A simple relationship between these formulae, which apply to the same event is:

(x^' - ct^') = \lambda (x - ct)


Light is transmitted along the negative x axis according to the equation x = -ct where c is the velocity of light. This can be rewritten as:

x + ct = 0
x^' + ct^' = 0

And:

(x^' + ct^') = \mu (x + ct)

Adding the equations and substituting a = \frac{\lambda + \mu}{2} and b = \frac{\lambda - \mu}{2}:

(1) x' = ax - bct
(2) ct' = act - bx

The origin of one set of coordinates can be set so that x^' = 0 hence:

x = \frac{bc}{a} t

If v is the velocity of one observer relative to the other then v = \frac{x}{t} and:

(3) v = \frac{bc}{a}

At t = 0:

(4) x^' = ax

Therefore two points separated by unit distance in the primed frame of reference ie: when x^' = 1 have the following separation in the unprimed frame:

(5) \Delta x = \frac{1}{a}

Now t can be eliminated from equations (1) and (2) and combined with v = \frac{bc}{a} and (4) to give in the case where x=1 and t^' = 0:

(6) x^' = a (1 -\frac{v^2}{c^2}) x

And, if \Delta x = 1:

(7) \Delta x^' = a (1 -\frac{v^2}{c^2})

Now if the two moving systems are identical and the situation is symmetrical a measurement in the unprimed system of a division showing one metre on a measuring rod in the primed system is going to be identical to a measurement in the primed system of a division showing one metre on a measuring rod in the unprimed system.
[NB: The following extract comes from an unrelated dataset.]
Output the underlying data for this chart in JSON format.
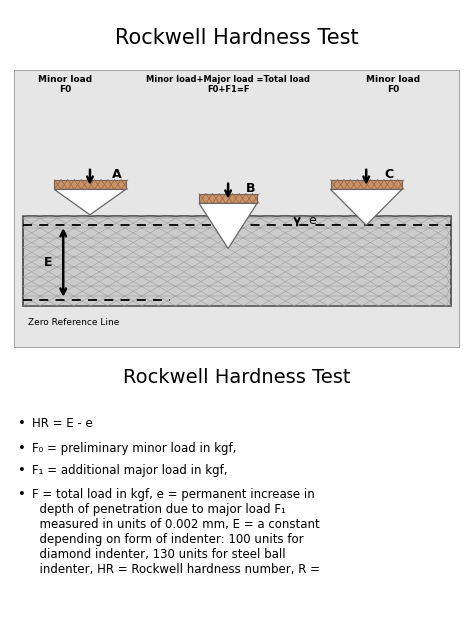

Thus (5) and (7) can be combined so that:

\frac {1}{a} = a (1 -\frac{v^2}{c^2})

So:

a^2 = \frac {1}{(1 -\frac{v^2}{c^2})}

Inserting this value for a into equations (1) and (2) and solving for b gives:


 x^' = \frac {x - vt}{\sqrt {1 -\frac{v^2}{c^2}}}


 t^' = \frac {t - (v/c^2)x}{\sqrt {1 -\frac{v^2}{c^2}}}

These are the Lorentz Transformation Equations for events on the x axis.